Sarfraz Manzoor celebrates an iftar meal with homeless people and his fellow Muslims, a web-generated ‘flashmob’ observing an Islamic tradition of generosity to the needy
As I was talking to Fatima and Farah I could see numerous small groups of young Muslims engaging in conversation. Since the event was organised online most of those who had decided to turn up did not know who else would be attending. Adlan, a young Sudanese student, had heard about the Facebook group earlier in the day and had headed to his local kebab store to buy food which he was enthusiastically distributing to the homeless. He was joined by 16-year-old Hamza, who is studying for his GCSEs and is part of a local Islamic organisation who had told him to turn up at the iftar. Looking at Hamza, with his earnest eyes and wispy beard, it struck me that in many ways he was the embodiment of what so many non-Muslims would consider with weary suspicion: an observant young Pakistani Muslim man whose religion lies at the heart of his world. And yet for Hamza, and the other Muslims I met in Holborn, the manner in which they articulated their Islamic identity offers hope that there need not be any contradiction or clash between the values of liberal democracy and Islam. To these young Muslims Islam is about community and charity, values that sit rather well in today’s Britain.

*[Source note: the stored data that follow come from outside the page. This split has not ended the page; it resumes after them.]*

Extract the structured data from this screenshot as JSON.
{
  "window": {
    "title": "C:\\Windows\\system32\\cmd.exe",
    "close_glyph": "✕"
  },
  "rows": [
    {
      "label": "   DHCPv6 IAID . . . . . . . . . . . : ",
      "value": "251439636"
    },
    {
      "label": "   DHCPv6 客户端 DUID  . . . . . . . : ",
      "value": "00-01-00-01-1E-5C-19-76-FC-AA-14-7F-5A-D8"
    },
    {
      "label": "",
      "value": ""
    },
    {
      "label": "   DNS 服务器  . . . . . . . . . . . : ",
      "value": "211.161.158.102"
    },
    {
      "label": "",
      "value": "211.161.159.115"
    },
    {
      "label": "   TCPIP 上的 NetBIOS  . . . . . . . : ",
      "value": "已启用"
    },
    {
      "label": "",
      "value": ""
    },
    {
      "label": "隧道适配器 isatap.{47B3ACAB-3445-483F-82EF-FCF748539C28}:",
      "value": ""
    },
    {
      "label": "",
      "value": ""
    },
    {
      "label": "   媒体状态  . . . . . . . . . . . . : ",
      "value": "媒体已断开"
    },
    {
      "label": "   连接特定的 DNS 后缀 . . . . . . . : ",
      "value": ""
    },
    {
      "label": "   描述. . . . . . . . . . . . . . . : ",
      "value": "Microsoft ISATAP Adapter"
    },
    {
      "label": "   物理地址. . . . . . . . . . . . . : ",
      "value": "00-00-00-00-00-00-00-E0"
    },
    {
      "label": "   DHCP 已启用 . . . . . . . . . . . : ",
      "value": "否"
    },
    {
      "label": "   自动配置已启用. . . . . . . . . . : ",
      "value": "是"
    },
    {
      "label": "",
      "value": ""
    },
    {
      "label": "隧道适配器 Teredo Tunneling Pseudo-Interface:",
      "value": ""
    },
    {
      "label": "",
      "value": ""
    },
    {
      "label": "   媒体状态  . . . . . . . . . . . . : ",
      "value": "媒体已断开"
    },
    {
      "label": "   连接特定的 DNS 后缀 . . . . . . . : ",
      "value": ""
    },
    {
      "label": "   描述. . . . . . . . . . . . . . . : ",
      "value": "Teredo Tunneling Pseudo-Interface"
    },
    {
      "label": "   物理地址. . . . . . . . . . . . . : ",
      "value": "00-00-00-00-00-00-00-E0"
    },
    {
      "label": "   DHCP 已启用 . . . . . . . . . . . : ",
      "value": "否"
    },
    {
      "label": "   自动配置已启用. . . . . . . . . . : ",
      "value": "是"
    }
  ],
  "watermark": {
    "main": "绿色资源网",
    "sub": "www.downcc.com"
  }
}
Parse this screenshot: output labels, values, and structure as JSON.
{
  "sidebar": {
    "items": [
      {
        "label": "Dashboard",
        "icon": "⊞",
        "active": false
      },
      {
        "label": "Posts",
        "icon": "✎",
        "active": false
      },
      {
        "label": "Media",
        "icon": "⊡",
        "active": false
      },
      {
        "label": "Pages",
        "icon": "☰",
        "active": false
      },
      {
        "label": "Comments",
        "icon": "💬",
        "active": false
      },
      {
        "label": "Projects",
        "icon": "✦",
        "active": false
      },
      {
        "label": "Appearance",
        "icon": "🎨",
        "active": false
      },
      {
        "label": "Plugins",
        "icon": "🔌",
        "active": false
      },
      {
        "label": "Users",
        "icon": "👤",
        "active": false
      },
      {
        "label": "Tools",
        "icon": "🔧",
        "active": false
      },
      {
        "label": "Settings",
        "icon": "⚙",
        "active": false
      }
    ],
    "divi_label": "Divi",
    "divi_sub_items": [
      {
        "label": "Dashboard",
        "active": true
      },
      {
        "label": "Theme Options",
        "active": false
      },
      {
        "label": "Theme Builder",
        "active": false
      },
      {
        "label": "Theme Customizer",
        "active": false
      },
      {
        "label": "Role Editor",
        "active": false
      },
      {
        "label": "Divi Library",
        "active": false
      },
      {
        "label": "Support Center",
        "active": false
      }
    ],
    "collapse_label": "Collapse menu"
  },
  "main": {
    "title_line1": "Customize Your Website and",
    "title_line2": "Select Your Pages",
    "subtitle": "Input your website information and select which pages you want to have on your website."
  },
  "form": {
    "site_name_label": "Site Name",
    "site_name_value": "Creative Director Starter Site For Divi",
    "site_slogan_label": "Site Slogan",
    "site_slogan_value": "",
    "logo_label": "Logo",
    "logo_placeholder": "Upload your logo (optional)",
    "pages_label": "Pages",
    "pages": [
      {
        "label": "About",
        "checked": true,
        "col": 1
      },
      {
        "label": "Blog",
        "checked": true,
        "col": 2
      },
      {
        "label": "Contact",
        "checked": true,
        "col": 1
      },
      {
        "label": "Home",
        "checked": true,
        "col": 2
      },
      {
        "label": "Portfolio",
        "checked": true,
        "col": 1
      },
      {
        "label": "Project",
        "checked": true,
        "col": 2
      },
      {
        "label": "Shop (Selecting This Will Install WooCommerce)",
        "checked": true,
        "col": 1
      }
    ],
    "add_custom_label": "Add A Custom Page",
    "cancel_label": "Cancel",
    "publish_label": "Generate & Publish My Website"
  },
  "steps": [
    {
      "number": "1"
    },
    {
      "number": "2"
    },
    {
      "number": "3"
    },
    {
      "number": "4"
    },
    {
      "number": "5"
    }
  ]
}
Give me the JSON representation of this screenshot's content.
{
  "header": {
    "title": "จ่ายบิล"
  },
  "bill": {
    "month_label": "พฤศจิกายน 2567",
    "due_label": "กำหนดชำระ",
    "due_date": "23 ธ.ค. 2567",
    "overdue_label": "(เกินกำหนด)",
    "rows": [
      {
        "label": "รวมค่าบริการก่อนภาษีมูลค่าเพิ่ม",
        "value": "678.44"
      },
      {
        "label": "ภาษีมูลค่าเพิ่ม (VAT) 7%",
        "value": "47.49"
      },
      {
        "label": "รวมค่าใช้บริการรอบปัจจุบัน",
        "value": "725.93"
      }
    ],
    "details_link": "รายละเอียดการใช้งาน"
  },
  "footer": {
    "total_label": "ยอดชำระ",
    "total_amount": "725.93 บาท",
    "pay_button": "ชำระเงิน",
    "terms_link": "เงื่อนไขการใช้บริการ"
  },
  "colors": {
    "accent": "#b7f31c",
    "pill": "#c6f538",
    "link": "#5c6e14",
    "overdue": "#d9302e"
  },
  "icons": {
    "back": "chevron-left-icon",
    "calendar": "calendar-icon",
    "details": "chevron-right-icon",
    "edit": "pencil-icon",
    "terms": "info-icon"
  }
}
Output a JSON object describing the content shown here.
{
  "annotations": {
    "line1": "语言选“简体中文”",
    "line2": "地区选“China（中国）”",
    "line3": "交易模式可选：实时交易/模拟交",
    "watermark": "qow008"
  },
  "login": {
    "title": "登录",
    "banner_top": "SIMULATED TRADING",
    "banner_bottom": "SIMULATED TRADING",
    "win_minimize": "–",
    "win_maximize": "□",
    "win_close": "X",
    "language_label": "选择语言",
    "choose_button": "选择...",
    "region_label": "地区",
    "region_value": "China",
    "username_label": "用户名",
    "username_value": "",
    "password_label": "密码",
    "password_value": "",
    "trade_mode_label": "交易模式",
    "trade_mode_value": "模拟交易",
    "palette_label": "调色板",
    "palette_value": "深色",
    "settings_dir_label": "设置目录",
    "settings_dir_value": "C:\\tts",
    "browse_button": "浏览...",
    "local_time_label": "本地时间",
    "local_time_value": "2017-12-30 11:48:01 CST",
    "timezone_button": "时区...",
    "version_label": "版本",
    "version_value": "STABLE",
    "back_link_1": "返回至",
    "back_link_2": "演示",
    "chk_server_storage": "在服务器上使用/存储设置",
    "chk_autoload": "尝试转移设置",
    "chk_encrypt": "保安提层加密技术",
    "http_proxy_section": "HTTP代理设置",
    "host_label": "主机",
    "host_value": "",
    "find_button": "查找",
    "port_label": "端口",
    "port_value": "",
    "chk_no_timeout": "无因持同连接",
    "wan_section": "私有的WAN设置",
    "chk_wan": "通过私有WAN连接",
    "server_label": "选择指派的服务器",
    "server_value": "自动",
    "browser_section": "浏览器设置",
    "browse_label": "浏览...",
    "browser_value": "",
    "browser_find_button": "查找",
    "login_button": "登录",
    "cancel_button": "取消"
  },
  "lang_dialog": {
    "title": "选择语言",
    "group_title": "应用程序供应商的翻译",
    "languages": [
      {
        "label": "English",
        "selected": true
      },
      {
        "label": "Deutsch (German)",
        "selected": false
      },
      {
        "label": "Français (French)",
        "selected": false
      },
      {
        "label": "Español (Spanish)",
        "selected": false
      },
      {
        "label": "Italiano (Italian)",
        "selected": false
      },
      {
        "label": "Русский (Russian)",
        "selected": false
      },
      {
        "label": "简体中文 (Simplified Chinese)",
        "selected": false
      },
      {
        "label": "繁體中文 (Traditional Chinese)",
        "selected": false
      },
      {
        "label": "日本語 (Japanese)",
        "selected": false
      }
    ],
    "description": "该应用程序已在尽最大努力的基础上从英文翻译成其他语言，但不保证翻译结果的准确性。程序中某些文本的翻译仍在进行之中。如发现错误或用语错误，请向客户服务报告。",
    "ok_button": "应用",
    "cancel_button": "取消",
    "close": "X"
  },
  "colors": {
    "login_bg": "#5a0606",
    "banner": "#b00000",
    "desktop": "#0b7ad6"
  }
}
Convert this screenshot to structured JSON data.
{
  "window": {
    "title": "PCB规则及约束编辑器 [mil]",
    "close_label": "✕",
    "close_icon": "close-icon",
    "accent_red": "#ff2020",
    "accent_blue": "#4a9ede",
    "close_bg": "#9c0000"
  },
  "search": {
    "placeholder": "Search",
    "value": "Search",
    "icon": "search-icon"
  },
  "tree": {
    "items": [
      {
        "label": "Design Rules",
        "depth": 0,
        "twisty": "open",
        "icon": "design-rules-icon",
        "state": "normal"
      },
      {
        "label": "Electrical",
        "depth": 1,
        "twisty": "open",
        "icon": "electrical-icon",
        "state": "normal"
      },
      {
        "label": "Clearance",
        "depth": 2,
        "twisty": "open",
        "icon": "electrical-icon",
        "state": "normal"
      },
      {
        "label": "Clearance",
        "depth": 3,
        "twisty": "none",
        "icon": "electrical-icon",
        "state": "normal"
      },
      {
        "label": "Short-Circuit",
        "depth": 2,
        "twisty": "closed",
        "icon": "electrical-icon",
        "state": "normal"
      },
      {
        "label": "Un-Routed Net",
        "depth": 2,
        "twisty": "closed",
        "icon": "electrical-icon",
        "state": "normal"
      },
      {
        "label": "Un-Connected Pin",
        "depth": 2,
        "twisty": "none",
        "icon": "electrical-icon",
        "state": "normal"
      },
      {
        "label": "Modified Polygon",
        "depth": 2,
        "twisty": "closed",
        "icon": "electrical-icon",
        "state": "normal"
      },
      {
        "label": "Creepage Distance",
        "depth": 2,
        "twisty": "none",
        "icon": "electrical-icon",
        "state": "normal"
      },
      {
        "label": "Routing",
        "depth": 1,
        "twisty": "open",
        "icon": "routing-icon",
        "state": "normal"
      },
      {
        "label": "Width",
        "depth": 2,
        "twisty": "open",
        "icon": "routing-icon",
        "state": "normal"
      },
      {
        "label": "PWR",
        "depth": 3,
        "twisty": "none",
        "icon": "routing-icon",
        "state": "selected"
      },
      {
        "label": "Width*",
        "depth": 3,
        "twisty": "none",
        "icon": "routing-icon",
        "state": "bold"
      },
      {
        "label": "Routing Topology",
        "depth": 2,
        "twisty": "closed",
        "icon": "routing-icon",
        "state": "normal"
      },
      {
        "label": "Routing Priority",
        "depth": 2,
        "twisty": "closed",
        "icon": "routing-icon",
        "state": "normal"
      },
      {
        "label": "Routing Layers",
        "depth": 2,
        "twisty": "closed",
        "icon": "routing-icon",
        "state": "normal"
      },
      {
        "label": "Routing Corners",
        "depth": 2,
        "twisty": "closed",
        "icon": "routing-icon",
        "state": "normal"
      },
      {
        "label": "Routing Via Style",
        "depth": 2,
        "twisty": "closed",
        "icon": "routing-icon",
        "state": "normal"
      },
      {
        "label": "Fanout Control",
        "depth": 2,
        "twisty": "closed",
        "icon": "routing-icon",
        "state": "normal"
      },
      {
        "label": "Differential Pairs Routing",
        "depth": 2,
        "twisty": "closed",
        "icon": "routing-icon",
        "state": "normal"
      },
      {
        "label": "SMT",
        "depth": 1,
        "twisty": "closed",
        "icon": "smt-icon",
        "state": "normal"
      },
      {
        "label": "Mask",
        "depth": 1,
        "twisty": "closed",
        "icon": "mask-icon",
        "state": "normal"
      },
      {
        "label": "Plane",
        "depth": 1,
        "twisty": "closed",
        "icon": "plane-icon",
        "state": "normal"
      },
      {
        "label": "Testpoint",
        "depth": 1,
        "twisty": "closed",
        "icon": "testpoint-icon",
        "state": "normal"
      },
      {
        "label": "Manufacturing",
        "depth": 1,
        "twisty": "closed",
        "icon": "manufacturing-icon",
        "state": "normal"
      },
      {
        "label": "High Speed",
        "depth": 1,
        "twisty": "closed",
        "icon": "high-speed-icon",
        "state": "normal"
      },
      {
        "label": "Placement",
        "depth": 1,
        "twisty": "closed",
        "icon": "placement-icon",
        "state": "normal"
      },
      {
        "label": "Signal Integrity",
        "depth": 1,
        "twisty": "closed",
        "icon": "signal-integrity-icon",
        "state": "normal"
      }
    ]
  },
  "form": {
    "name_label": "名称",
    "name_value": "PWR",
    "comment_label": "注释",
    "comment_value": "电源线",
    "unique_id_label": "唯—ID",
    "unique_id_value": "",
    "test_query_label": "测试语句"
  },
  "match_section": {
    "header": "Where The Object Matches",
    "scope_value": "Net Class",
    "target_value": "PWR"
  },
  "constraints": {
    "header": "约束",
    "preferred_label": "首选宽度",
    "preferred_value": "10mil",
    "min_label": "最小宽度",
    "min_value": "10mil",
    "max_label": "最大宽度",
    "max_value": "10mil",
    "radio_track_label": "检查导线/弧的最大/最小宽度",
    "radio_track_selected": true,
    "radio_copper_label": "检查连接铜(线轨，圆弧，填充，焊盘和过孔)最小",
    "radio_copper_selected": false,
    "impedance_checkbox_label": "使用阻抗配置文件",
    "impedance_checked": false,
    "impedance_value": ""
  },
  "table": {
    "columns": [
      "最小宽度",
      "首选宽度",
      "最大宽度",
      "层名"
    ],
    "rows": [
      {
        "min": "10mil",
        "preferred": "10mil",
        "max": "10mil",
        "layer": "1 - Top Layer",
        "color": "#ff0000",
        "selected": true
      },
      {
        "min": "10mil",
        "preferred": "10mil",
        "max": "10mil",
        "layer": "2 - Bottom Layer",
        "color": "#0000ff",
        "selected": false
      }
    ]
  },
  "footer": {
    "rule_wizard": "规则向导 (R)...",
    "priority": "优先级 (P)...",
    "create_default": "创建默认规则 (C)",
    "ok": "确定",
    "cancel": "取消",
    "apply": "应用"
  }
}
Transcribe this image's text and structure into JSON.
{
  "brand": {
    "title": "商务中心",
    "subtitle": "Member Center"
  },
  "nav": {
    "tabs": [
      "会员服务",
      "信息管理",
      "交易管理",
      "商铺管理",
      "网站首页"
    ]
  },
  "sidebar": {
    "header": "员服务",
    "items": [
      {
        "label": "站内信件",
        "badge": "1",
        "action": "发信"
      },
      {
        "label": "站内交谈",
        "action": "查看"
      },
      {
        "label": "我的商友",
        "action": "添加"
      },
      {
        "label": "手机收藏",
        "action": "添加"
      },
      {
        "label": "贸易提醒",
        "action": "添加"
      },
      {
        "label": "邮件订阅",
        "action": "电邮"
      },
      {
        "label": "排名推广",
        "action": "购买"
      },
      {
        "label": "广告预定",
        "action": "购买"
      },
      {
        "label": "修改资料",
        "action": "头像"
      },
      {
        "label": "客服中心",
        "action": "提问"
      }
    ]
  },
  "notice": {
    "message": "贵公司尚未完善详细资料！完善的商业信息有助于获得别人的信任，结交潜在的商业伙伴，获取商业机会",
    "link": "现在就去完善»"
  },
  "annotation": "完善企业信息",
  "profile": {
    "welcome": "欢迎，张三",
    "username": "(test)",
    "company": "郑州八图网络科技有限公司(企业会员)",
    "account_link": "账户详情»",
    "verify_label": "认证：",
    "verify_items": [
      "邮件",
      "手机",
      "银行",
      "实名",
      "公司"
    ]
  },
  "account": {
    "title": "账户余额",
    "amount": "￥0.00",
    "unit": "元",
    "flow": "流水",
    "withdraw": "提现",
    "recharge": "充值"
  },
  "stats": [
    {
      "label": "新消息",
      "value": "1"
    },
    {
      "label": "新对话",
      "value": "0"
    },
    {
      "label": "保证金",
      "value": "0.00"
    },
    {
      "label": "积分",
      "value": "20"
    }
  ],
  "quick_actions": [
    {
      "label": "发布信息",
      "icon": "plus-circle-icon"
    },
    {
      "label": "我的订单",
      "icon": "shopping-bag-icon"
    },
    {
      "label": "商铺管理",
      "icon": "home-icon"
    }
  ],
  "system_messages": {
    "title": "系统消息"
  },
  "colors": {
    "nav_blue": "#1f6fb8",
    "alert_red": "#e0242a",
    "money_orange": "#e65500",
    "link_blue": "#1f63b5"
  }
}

The flashmob iftar has already been repeated in Manchester by 22-year-old Oxford graduate Arzoo Ahmed, who was inspired by the London example. ‘Islam says you follow the law of the land you are in,’ she told me. ‘So for me it’s very important to reach out to non-Muslims.’ The Manchester flashmob iftar drew 80 young Muslims in its first week and Ahmed is planning on setting up a long-term sustainable project that can capitalise on the interest that has been generated.